Synthetic tasks are relatively simple: Arithmetic and DP triangles are highly structured and automatically synthesizable; whether abstracting reflection/backtracking/planning into "different choices of task decomposition" covers everything remains questionable.
Capability \(M\) proxied by "layer count": Synthetic experiments use GPT-2 layer count to represent capability and "reasoning boundary" to define \(M\), which is not equivalent to real LLM capability dimensions (pre-training data, width, alignment). Caution is needed when extrapolating.
Adaptive single-step compute is yet to be explored: The authors note that Recurrent Transformers are natural structures for matching "adaptive single-step difficulty" but admit this direction is "not yet fully investigated," providing only preliminary 6-loop vs 9-loop verification.

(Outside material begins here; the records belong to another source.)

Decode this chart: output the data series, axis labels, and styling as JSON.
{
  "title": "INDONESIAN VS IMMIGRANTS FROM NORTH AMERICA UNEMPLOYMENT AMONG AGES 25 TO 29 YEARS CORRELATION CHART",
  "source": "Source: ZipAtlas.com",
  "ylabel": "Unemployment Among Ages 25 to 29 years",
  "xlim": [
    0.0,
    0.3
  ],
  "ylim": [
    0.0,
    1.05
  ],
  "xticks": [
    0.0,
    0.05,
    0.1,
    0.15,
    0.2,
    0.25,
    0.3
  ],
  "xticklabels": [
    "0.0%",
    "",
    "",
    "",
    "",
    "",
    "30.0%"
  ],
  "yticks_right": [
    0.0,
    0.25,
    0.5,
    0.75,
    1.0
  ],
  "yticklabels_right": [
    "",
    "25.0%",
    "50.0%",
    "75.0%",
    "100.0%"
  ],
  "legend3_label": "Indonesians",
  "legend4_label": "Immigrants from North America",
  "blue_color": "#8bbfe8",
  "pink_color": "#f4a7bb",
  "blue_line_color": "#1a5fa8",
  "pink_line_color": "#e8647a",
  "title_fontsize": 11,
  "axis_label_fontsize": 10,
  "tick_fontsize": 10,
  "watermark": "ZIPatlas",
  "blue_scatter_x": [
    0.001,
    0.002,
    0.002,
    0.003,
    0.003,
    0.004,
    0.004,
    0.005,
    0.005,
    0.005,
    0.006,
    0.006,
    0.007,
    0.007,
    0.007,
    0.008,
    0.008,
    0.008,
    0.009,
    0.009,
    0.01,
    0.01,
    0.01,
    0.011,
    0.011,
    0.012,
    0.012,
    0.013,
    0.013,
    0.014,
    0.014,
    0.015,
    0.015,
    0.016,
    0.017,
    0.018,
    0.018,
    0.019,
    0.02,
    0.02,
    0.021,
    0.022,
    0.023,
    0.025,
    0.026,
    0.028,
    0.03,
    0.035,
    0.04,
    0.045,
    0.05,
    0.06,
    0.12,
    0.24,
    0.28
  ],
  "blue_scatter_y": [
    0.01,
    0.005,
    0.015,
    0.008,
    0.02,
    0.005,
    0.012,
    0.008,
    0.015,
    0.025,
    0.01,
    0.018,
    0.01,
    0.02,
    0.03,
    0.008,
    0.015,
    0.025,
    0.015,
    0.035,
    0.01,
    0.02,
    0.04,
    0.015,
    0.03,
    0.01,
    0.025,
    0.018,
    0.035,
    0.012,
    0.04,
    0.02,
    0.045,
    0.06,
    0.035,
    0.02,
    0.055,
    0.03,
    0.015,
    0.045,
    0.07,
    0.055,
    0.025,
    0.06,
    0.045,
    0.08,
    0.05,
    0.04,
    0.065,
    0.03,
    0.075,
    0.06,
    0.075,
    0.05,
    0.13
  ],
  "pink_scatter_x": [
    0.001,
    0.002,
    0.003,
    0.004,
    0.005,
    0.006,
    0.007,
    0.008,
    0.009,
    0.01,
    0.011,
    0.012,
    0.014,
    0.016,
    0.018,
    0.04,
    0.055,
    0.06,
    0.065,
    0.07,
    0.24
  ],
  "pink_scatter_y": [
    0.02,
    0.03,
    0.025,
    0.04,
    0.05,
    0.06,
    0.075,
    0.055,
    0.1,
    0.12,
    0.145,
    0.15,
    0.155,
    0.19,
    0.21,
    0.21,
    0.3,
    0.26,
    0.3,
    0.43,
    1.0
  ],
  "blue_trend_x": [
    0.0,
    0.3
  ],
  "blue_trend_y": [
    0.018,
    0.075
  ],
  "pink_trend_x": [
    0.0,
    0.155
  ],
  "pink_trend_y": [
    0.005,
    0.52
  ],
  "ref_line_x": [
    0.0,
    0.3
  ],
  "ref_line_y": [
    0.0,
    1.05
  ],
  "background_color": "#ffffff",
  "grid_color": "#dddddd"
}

vs. "longer is better" intuition (Fu et al. 2023; Jin et al. 2024): Previous works suggested finer-grained CoT is generally better and advocated for filtering out short CoT. Ours proves that this only held for small models in 2023; the inverted U is a more universal picture, and filtering should target the "optimal length range" rather than blindly removing short sequences.
vs. Concise CoT efficiency (Nayab et al. 2024): They observed concise CoTs are sometimes superior but involve trade-offs on difficult tasks. Ours unifies "when to be short vs. long" into a framework determined by \(T\) and \(M\) through the inverted U and scaling laws.
vs. CoT theory (Feng et al. 2023; Chen et al. 2024b reasoning boundaries): Reuses DP triangle tasks and the "reasoning boundary" concept but shifts focus from "whether CoT can express a class of problems" to "how CoT length affects error accumulation and optimality."
vs. RL length growth (Gandhi et al. 2025): They noted RL impacts on length are base-model dependent and growth might just be backtracking. Ours further proves via bandits that RL converges to optimal length and empirically measures GRPO shortening CoT.

Rating¶

Novelty: ⭐⭐⭐⭐⭐ Disproving "longer is better" while providing a unified inverted U + scaling laws + closed-form optimal length is novel and self-consistent.
Experimental Thoroughness: ⭐⭐⭐⭐ Triangulated through real 1.5B–72B models + controlled synthetic tasks + theoretical proofs, though real-world optimal length estimation remains proof-of-concept.
Writing Quality: ⭐⭐⭐⭐⭐ Logical flow from phenomenon to control to theory to practice is clear, with tight correspondence between figures and conclusions.
Value: ⭐⭐⭐⭐⭐ Provides a principled explanation for "overthinking" and produces actionable guidance for training/inference with broad impact.